Outside epidemics, the major concern is whether the encephalitis is due to HSV, which is the proven cause in less than 10% of cases of viral encephalitis. The diagnosis is considered more frequently because specific antiviral therapy is available. The virus demonstrates a predilection to affect the temporal lobes. Clinically this is manifest as behavioural changes, speech disturbances, hemiplegia and seizures. The most common and disabling sequela, short-term memory loss, results from this. If the diagnosis is considered, the patient should be treated with aciclovir intravenously. Without treatment, the mortality rises to 80%, but falls to 30% with antiviral treatment. Patients with other sporadic viral encephalitis usually have a more benign course, resolving spontaneously. Most of these patients now receive aciclovir to cover the possibility of HSV.

Cerebral abscess

Cerebral abscesses are now rare. They result from:

direct spread into the brain from adjacent tissues (75%), such as paranasal sinus infection, or middle ear and mastoid infection

haematogenous spread (25%), particularly from a proximal source of infection such as endocarditis.

The presentation is with progressive headache (75%), focal neurological symptoms or signs (50%), fever (50%) and seizures (30%). The brain scan shows one or more usually ring enhancing lesions with associated oedema. There may be features of the primary infection, ear or sinus, and markers of systemic infection. The main differential diagnosis is cerebral tumours (p. 94). Management is with a combination of antibiotics and surgical drainage. There is a high incidence of epilepsy following cerebral abscess.

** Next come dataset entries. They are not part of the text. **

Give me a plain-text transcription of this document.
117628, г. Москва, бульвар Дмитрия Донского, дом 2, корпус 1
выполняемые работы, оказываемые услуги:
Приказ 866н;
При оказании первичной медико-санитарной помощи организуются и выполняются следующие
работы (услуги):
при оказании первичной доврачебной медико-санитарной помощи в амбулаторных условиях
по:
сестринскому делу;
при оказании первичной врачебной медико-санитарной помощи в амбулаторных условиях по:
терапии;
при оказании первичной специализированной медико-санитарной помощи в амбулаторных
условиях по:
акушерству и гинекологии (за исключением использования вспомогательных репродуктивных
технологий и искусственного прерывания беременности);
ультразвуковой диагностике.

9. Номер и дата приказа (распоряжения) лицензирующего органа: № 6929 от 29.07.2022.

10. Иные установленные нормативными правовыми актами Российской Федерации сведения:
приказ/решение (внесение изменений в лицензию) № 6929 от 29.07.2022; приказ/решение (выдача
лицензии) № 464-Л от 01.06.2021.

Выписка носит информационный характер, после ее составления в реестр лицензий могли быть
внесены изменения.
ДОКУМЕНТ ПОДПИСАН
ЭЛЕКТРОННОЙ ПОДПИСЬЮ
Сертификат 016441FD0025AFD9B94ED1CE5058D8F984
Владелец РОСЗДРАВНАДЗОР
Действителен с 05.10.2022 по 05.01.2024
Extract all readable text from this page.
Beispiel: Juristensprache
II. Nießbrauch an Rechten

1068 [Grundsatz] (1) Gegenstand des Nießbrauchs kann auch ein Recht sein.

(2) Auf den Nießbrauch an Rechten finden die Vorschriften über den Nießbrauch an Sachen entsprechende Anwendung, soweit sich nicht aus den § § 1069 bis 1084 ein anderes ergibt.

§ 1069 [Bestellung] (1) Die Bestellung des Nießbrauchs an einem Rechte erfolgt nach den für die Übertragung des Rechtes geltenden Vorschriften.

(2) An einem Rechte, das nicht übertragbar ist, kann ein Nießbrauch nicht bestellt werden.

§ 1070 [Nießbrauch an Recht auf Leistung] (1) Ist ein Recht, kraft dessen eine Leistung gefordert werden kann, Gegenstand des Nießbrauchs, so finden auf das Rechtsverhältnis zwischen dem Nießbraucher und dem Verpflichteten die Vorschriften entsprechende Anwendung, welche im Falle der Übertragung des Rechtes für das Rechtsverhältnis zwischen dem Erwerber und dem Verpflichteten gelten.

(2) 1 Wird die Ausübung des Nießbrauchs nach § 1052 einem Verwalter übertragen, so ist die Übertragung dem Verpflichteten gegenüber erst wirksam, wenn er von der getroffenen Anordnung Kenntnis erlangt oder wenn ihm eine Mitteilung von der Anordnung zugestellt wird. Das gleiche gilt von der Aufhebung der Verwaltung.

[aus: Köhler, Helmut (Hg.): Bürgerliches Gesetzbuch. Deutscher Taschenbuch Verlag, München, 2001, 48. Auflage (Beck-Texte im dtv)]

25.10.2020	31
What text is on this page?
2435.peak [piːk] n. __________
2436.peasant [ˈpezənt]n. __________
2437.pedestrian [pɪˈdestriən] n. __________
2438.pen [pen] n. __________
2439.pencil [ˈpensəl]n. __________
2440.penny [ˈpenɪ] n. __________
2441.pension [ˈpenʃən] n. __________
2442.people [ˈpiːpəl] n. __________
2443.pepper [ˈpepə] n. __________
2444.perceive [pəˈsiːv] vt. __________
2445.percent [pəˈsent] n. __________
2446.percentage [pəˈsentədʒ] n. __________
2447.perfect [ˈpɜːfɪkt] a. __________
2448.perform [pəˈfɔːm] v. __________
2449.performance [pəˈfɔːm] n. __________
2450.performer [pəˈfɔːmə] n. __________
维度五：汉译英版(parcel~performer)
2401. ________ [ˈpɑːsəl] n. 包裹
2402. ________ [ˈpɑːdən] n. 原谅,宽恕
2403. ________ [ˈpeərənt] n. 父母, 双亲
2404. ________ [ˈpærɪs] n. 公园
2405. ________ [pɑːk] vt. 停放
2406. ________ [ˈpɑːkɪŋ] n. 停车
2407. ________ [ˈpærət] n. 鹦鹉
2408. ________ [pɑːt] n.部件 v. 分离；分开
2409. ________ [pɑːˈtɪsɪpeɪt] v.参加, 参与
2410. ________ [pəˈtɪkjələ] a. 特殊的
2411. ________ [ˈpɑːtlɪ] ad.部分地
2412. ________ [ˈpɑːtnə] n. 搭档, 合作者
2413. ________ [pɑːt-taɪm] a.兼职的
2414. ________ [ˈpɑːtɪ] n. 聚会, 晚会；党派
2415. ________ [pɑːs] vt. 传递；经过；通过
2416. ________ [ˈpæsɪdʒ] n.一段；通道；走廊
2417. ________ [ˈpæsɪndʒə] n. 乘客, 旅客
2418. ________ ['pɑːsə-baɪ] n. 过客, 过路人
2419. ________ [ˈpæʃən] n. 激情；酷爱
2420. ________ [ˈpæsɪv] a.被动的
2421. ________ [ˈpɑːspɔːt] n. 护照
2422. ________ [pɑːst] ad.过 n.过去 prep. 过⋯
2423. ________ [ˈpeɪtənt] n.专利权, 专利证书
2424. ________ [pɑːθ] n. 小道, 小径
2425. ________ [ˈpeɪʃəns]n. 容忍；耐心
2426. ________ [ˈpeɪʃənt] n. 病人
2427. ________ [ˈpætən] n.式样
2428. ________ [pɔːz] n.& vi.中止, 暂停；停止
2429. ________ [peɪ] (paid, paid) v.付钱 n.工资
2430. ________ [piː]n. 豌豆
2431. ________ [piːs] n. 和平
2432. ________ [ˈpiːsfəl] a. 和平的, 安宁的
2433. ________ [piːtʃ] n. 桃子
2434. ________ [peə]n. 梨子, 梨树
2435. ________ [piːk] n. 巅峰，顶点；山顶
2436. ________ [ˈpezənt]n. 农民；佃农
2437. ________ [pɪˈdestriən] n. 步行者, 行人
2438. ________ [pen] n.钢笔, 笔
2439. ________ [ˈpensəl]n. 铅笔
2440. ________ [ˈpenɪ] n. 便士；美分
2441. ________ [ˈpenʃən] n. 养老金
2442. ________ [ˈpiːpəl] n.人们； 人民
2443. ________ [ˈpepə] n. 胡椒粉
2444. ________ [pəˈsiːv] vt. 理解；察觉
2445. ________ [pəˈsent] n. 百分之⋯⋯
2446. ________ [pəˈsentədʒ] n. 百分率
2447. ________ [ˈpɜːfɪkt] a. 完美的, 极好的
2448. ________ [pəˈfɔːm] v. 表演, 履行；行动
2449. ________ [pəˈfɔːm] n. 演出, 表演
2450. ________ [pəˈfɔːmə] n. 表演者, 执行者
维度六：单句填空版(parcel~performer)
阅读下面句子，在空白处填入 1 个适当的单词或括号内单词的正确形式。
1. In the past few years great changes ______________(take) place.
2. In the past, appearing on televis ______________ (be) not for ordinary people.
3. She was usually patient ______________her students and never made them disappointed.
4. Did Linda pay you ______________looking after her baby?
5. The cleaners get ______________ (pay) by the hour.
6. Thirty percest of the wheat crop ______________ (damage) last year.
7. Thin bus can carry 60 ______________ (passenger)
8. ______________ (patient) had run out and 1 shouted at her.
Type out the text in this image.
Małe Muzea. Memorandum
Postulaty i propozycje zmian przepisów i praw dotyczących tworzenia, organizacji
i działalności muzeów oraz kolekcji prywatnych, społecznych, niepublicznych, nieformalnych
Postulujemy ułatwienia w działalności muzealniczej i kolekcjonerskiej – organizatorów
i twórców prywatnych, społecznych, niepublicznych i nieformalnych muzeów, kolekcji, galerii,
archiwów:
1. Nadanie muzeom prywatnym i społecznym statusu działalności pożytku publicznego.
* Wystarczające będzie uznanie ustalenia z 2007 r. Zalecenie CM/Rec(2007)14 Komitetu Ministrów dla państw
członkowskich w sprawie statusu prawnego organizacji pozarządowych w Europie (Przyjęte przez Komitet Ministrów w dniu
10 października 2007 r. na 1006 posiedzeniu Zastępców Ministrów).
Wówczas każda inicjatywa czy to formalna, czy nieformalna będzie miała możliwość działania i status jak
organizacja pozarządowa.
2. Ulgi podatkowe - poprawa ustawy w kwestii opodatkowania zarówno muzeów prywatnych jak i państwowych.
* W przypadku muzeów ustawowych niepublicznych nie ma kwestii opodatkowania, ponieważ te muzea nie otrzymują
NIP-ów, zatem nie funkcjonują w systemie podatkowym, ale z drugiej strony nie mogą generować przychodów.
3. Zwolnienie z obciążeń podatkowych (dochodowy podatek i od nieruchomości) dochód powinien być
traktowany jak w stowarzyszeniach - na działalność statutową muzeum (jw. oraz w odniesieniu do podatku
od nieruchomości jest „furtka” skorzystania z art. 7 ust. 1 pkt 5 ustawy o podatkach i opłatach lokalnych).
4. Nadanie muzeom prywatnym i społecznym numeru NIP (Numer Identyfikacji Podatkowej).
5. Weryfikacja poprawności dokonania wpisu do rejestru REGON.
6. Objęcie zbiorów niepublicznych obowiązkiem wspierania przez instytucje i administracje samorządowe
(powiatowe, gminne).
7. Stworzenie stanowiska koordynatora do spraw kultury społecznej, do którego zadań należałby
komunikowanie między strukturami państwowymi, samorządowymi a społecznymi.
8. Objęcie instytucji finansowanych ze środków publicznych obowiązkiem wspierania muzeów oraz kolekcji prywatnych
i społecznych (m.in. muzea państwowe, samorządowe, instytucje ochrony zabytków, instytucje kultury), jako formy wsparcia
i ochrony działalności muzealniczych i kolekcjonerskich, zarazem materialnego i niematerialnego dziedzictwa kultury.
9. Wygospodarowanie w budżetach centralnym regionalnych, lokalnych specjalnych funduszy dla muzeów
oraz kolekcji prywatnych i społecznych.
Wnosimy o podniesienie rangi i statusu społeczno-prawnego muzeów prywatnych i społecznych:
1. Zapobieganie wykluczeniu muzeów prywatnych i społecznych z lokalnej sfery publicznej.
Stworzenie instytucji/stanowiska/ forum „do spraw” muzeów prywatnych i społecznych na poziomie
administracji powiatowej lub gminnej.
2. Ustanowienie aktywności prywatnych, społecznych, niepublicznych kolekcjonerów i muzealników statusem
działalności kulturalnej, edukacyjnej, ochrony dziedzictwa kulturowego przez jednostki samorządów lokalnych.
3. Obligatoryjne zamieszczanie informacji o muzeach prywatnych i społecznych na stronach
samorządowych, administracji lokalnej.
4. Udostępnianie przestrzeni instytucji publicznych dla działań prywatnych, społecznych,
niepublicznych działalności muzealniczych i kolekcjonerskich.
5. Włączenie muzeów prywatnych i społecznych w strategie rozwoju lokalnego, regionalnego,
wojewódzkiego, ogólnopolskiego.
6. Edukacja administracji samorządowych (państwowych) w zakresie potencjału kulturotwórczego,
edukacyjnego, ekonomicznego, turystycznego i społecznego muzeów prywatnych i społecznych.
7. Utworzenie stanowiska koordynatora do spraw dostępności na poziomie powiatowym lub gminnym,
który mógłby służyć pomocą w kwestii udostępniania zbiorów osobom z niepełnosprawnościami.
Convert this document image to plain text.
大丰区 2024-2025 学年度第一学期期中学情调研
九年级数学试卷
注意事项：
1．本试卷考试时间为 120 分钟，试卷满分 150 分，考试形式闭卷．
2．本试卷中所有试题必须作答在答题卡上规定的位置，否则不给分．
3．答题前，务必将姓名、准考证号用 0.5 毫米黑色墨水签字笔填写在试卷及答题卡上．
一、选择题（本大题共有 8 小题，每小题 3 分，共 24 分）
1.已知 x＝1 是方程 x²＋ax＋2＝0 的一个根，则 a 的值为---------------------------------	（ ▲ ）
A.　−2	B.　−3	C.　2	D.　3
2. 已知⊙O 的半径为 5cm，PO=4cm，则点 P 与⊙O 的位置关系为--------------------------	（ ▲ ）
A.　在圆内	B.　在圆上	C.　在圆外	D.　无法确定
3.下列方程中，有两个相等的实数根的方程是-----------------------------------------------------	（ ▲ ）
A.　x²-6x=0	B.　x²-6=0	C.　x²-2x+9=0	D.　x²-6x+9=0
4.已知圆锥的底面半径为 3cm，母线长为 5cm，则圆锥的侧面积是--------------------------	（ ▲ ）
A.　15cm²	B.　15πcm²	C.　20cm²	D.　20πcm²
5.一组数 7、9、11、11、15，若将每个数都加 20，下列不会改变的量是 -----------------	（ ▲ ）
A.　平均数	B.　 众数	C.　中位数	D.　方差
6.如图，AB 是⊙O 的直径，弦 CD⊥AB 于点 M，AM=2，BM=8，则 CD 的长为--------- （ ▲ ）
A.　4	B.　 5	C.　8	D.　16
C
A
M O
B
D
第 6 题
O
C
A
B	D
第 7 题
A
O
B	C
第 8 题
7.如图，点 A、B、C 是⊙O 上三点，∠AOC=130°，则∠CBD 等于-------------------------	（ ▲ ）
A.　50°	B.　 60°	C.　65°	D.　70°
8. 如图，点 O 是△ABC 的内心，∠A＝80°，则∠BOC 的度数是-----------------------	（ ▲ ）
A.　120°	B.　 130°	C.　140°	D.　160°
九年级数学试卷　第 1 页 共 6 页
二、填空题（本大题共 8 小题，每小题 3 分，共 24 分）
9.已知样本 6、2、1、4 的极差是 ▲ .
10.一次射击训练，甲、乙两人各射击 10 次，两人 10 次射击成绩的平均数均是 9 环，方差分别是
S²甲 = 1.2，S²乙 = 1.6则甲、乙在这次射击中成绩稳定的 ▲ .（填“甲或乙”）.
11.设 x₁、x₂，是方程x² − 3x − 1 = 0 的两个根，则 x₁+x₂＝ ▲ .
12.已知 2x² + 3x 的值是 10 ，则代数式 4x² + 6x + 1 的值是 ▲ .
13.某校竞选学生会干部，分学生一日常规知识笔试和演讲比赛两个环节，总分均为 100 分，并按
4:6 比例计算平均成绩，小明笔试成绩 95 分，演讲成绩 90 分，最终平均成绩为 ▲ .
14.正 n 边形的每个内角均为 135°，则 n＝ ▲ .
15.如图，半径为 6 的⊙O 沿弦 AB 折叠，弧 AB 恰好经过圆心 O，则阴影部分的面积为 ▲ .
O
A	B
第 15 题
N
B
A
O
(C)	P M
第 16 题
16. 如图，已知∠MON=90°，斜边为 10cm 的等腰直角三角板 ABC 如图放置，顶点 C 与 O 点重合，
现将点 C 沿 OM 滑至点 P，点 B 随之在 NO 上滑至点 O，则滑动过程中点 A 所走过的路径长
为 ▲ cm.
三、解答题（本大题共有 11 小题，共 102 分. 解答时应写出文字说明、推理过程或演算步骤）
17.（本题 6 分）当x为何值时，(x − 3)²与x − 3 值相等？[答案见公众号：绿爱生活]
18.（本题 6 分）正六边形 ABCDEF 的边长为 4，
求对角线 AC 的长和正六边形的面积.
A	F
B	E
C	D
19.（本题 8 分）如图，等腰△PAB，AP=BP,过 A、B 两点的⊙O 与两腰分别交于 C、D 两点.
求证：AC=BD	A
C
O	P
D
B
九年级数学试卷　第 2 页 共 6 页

Non-bacterial intracerebral abscesses can occur. They are seen in toxoplasmosis, fungal infections, cerebral amoebiasis, cysticercosis or echinococcus in restricted geographical areas or in the immunocompromised (see below).

Slow infections

There are several infections that present in a chronic or subacute manner and can simulate degenerative disease. Subacute sclerosing panencephalitis, a progressive intellectual deterioration with seizures, myoclonus and progressive tetraparesis, occurs in late childhood and adolescence as the sequela to measles. Whipple’s disease is a rare infection with Tropheryma whippelii that can affect the bowel and, occasionally, the CNS. It is usually associated with supranuclear gaze disorder and sometimes with a bizarre rhythmical movement of the eyes and mouth. It is variable in its clinical manifestations.

The spongiform encephalopathies, Creutzfeldt–Jakob disease (CJD) and new-variant CJD, are rare but have been intensively studied recently. CJD occurs in about 1 per million per year; new-variant CJD had about 100 cases reported by 2004. They are caused by abnormalities in prion proteins. Some cases of CJD occur from transmission from using infected dural transplants or human pituitary extracted growth hormone. Most CJD is sporadic, but 5% of cases are familial and due to mutation of endogenous prion protein (chromsome 20), referred to as the Gerstmann–Straussler syndrome. The onset of the sporadic disease is usually between 50 and 70 years of age with dementia and subsequently myoclonus and typical EEG changes (Fig. 3); median survival is less than 1 year.

Fig. 3 EEG in classical CJD.

New-variant CJD presents in young adults with psychiatric disturbance, followed by dementia, ataxia and dystonia progressing over months. Myoclonus and typical EEG changes of classical CJD are absent. New-variant CJD is caused by transmission of bovine spongiform encephalopathy (BSE) from cattle to humans.

Infections of the nervous system I

Bacterial meningitis is a medical emergency.

Bacterial meningitis presents with headache, fever and neck stiffness.

Encephalitis can present with headaches, confusion, behavioural changes and seizures.